A couple of weeks ago I wrote an article about a study that Unit 42 did on newly registered domains. Yesterday I stumbled on another article about two more studies, also talking about newly registered domains, and like the title of the post says – with similar findings.
According to 2 reports separately from Farsight Security and Georgia Tech University, Newly Registered Domains pose danger to users, as these have far greater possibilities of being utilized for malware distribution and phishing operations.(Source – SpamFigher.com)
The article goes on to do a deeper dive of the specific TLDs that seem to be used maliciously, and, well it really comes down to one domain extension…drumroll please – .TO:
But, in the case of malevolent NRDs, analysts observed that the percentage increased with many ccTLDs (country-code Top Level Domains). Malevolent NRDs, which were highest in number among various TLDs, had .to domain, accounting for 80 to 100 percent of the TLD behaving as malicious.
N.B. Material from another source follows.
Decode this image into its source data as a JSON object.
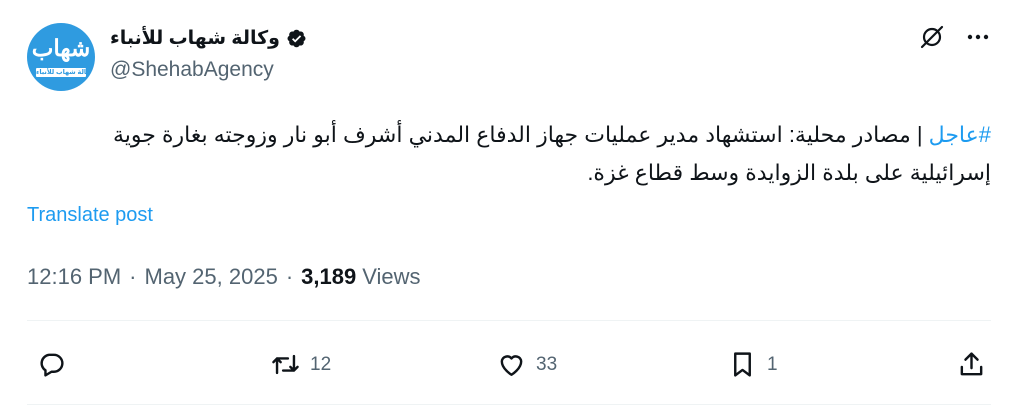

The finding suggests that there is free/inexpensive registration for .to TLD, just as it has one not so stringent registration policy, while hides WHOIS registrant details so the general users can’t view it. (Source – SpamFigher.com)
Given how many .TO domains are used for SPAM my guess is anyone trying to build a legitimate website on a .TO domain is going to have more SEO problems than most since Google probably knows the data presented in these reports as well. This likely also means that any email you send from a .TO domain will end up being marked as SPAM making .TO a pretty bad choice for branding no matter how you slice it.
I don’t think any startups have .TO high on their list and I know most domain investors wouldn’t touch it with a ten foot pole so I don’t think anyone reading this is going to be freaking out right now. Still, it’s good to know because now if you ever get an email from a .TO domain or get re-directed to a .TO website, you’re probably going to think twice.